Don't scare your food trial clients
The best-laid plans of mice and men often go awry. In other words, your diet trial may encounter some glitches. In Hank's case, the owner thought he may have gotten ahold of a treat he wasn't supposed to have (according to his history, Hank belonged to a breeder and shared a home with several other dogs).
Though it can be frustrating, Dr. Cole said it's in your best interest (and thus the patient's best interest) to avoid badgering your clients too much. Encourage them to be honest. You want them to feel like you trust them but that you'll be understanding if a mistake is made.
“If the dog's been accidentally getting into something, or if the owner's been giving the pills with cheese, I need to know that,” said Dr Cole. Don't create a situation in which your client is too ashamed and afraid of your reaction to tell the truth.

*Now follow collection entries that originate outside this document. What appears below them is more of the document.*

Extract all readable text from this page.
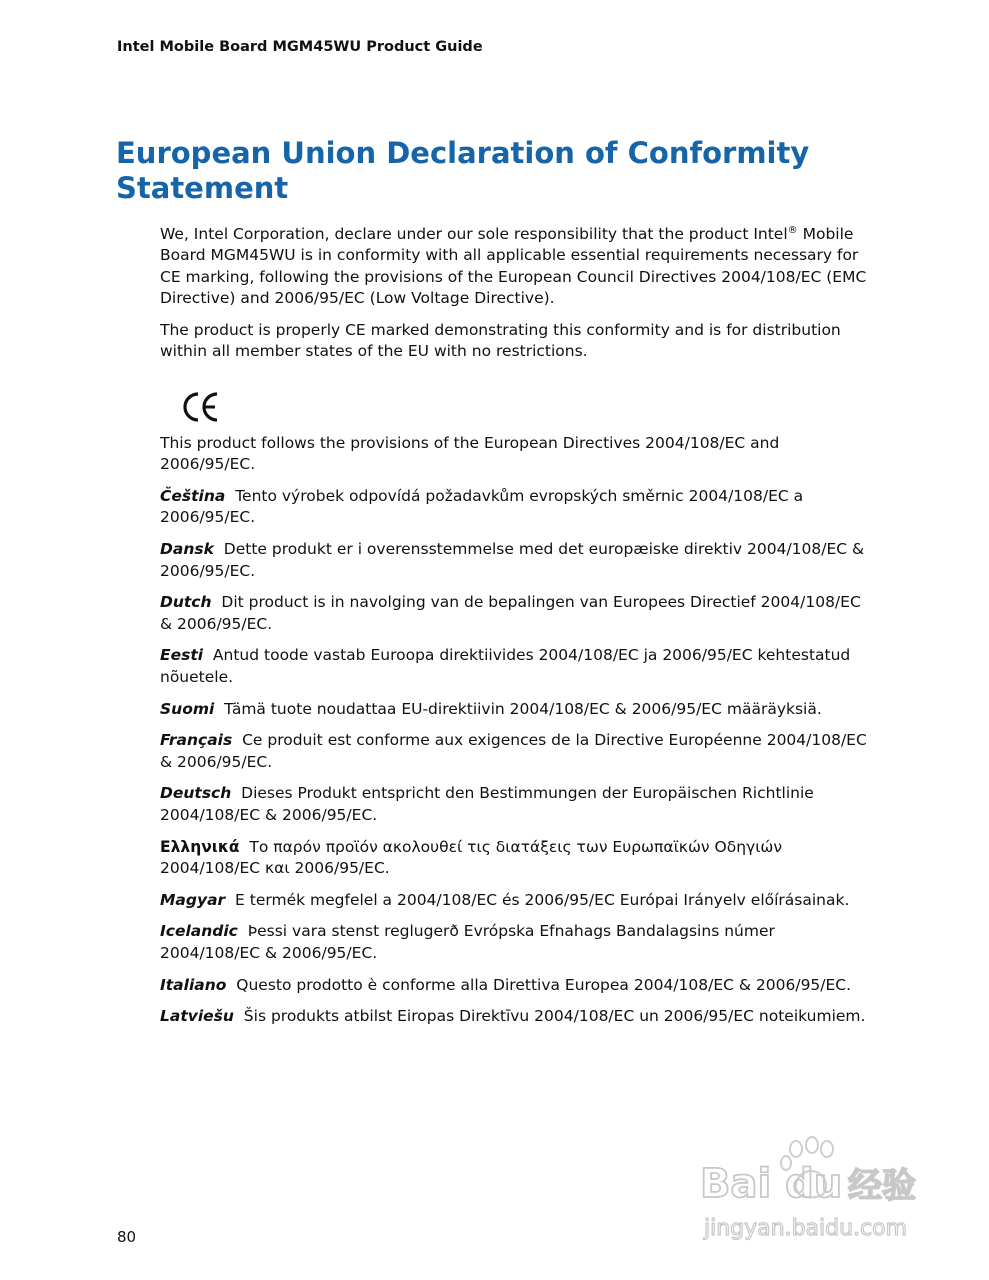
Intel Mobile Board MGM45WU Product Guide
European Union Declaration of Conformity
Statement

We, Intel Corporation, declare under our sole responsibility that the product Intel® Mobile Board MGM45WU is in conformity with all applicable essential requirements necessary for CE marking, following the provisions of the European Council Directives 2004/108/EC (EMC Directive) and 2006/95/EC (Low Voltage Directive).

The product is properly CE marked demonstrating this conformity and is for distribution within all member states of the EU with no restrictions.

This product follows the provisions of the European Directives 2004/108/EC and 2006/95/EC.

Čeština Tento výrobek odpovídá požadavkům evropských směrnic 2004/108/EC a 2006/95/EC.

Dansk Dette produkt er i overensstemmelse med det europæiske direktiv 2004/108/EC & 2006/95/EC.

Dutch Dit product is in navolging van de bepalingen van Europees Directief 2004/108/EC & 2006/95/EC.

Eesti Antud toode vastab Euroopa direktiivides 2004/108/EC ja 2006/95/EC kehtestatud nõuetele.

Suomi Tämä tuote noudattaa EU-direktiivin 2004/108/EC & 2006/95/EC määräyksiä.

Français Ce produit est conforme aux exigences de la Directive Européenne 2004/108/EC & 2006/95/EC.

Deutsch Dieses Produkt entspricht den Bestimmungen der Europäischen Richtlinie 2004/108/EC & 2006/95/EC.

Ελληνικά Το παρόν προϊόν ακολουθεί τις διατάξεις των Ευρωπαϊκών Οδηγιών 2004/108/EC και 2006/95/EC.

Magyar E termék megfelel a 2004/108/EC és 2006/95/EC Európai Irányelv előírásainak.

Icelandic Þessi vara stenst reglugerð Evrópska Efnahags Bandalagsins númer 2004/108/EC & 2006/95/EC.

Italiano Questo prodotto è conforme alla Direttiva Europea 2004/108/EC & 2006/95/EC.

Latviešu Šis produkts atbilst Eiropas Direktīvu 2004/108/EC un 2006/95/EC noteikumiem.

80
Bai du 经验
jingyan.baidu.com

Be in it for the long haul
In closing, Dr. Cole reminded the audience that finding the primary cause takes time (a fact you may want to tell your clients upfront as well). In Hank's case, it took months to definitively diagnose him with cutaneous adverse food reaction.
Dr. Cole also advised against stopping treatment too soon.
“Treat until there's not only no organisms (that's a no-brainer), but also no inflammatory cells or nuclear streaming cytologically. If those are present, it's telling you that there's still inflammation and infection in the ear,” she explained. “And the last thing you want to do is stop too soon and have everything relapse.”